9/30/10

week 10 (40): old fashioned

i apologize for the illustration but once again if has left me rather uninspired as to what i can match her prompt to my life.

it cant rain all the time though, right?

(a thinly veiled reference at the crow.)

i have found myself living a life that seems to be growing smaller and smaller.

last saturday i spent an evening going through old sketch books for numbers of people that i had fallen out of touch with over the years, and in many cases only to find that they didnt answer or, the numbers were no longer valid.

so i gave up an watched movies instead.

movies on vhs. things i had not seen for ages.

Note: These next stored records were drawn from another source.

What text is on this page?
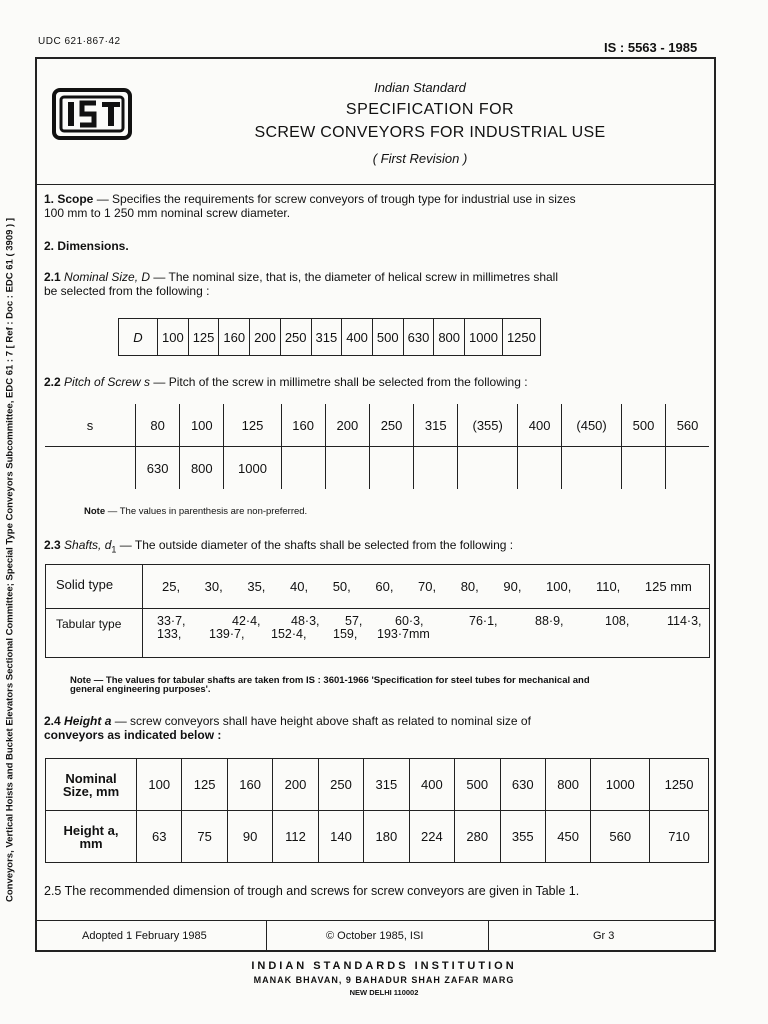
UDC 621·867·42	IS : 5563 - 1985
Indian Standard
SPECIFICATION FOR
SCREW CONVEYORS FOR INDUSTRIAL USE
( First Revision )
Conveyors, Vertical Hoists and Bucket Elevators Sectional Committee; Special Type Conveyors Subcommittee, EDC 61 : 7 [ Ref : Doc : EDC 61 ( 3909 ) ]
1. Scope — Specifies the requirements for screw conveyors of trough type for industrial use in sizes
100 mm to 1 250 mm nominal screw diameter.
2. Dimensions.
2.1 Nominal Size, D — The nominal size, that is, the diameter of helical screw in millimetres shall
be selected from the following :
D	100	125	160	200	250	315	400	500	630	800	1000	1250
2.2 Pitch of Screw s — Pitch of the screw in millimetre shall be selected from the following :
s	80	100	125	160	200	250	315	(355)	400	(450)	500	560
	630	800	1000									
Note — The values in parenthesis are non-preferred.
2.3 Shafts, $d_1$ — The outside diameter of the shafts shall be selected from the following :
Solid type	25, 30, 35, 40, 50, 60, 70, 80, 90, 100, 110, 125 mm
Tabular type	33·7,	42·4, 48·3, 57,	60·3,	76·1,	88·9,	108,	114·3,
133, 139·7, 152·4, 159, 193·7mm
Note — The values for tabular shafts are taken from IS : 3601-1966 'Specification for steel tubes for mechanical and
general engineering purposes'.
2.4 Height a — screw conveyors shall have height above shaft as related to nominal size of
conveyors as indicated below :
Nominal
Size, mm	100	125	160	200	250	315	400	500	630	800	1000	1250
Height a,
mm	63	75	90	112	140	180	224	280	355	450	560	710
2.5 The recommended dimension of trough and screws for screw conveyors are given in Table 1.
Adopted 1 February 1985	© October 1985, ISI	Gr 3
INDIAN STANDARDS INSTITUTION
MANAK BHAVAN, 9 BAHADUR SHAH ZAFAR MARG
NEW DELHI 110002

and i slowly realized that one of my problems is that i am mourning a life that never really had a chance to happen.

yes i am fun and funny and great to have around at certain times but i never really figured out the every day adult life bit.

and that i was lied to by books and movies and television and subscribed to an old fashioned view of love.

i dont believe in that kind of love anymore.

if it exists its rare at best.

that antiquated idea that you live solely for another person and that they in turn complete you in some way.

i dont buy that anymore.

you might wonder about the green couch.

there are only two people on this earth who would understand the significance of that and i doubt that she remembers or even gives a fuck if she does.

i need to start posting earlier. im always bummed out at this point of the night.

1 comment:

mamarolf said...

that's not night, it's morning! And...

I think the lie is that the kind of overwhelming, loving-every-bit-of you, even your farts are cute kind of love lasts from day 1 to year 70.

That kind of love exists; in the beginning. And then you have to figure out how to love someone and be in love with someone when their farts stink and she's just yelled at you for leaving a dish in the sink and you can't sleep because he's on top of the covers for the 7000th night in a row (totally NOT from personal experience, I swear).